A pulse can be created if a tumor in the head or neck presses a blood vessel. If the ear perceives the pulse, it results to pulsatile tinnitus.


-Atherosclerosis is the buildup of cholesterol plaques in the inner linings of the blood vessel. The plaques stiffen the blood vessels and can obstruct blood flow. With the presence of cholesterol plaques, blood movement becomes more forceful and turbulent with each heart beat. The forceful movement of blood creates a pulse which the ear can hear.

High Blood Pressure

-Pulsatile tinnitus is observed in people with hypertension. Drugs that could lower blood pressure can give temporary relief to this type of tinnitus.

Tinnitus caused by certain medications

-There are medications known to cause or worsen tinnitus.
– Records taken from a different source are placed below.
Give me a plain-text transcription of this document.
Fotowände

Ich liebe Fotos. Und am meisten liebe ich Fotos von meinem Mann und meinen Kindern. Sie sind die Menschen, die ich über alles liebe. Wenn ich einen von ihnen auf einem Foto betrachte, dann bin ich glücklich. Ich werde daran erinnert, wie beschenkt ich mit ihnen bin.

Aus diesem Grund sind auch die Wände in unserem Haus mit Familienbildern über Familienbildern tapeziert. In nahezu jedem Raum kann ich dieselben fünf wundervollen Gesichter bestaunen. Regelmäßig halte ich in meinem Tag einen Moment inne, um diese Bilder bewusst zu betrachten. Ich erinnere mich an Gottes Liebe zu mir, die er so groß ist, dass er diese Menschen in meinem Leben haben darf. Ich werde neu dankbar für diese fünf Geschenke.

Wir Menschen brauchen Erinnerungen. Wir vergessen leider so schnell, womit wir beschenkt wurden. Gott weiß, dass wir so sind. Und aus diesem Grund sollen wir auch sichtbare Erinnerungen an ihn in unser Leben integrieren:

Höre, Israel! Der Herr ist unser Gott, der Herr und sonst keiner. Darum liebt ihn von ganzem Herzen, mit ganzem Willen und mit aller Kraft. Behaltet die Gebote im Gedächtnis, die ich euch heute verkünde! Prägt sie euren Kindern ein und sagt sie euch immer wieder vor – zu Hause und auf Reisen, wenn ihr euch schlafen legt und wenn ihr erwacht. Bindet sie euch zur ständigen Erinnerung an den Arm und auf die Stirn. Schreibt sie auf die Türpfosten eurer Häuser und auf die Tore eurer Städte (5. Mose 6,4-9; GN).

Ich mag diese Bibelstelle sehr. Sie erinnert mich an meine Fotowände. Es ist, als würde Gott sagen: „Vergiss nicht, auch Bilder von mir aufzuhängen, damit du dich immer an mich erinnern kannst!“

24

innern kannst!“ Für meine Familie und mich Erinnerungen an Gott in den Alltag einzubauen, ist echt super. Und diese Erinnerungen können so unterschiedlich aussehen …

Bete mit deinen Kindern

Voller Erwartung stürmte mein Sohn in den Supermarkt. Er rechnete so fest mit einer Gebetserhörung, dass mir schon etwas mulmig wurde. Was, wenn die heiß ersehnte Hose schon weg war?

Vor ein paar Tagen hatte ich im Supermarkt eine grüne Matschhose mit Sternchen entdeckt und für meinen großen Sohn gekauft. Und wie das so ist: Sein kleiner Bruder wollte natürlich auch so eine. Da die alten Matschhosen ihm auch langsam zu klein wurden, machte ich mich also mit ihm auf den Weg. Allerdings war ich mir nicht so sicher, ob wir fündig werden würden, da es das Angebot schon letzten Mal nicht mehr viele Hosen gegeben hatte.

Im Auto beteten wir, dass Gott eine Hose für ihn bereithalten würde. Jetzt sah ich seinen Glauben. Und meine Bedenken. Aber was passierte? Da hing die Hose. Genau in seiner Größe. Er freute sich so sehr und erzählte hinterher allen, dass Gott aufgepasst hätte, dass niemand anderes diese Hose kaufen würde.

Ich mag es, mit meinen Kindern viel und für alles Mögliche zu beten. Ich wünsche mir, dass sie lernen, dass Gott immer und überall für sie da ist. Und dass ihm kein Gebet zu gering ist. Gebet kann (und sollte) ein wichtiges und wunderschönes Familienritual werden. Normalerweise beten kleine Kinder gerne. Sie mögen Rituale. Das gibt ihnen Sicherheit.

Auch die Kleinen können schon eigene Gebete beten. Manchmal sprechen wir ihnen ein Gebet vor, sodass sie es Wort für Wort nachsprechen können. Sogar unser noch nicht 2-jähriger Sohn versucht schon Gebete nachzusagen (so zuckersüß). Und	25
The higher the dose of medication a person takes, the worse tinnitus becomes. Most of the time, tinnitus disappears when a person stops using the medications. Among the many medications that can cause tinnitus include antibiotics (e.g. tetracycline, vancomycin, chloramphenicol, erythromycin, bleomycin), cancer drugs (e.g. mechlorethamine, vincristine), diuretics (e.g. bumetanide, ,furosemide), quinine medications (malaria drugs like chloroquinone) and aspirin (when taken in high doses).


Because tinnitus has many probable causes, it would be nice to consult an ear doctor to conduct a medical diagnosis on you. Don’t perform self-diagnosis because it’s simply dangerous to your health. Don’t take any tinnitus medication without first asking your doctor. Take note that tinnitus is not a disease itself but a symptom of an underlying condition which could be tumor, injury, genetic disorder, etc.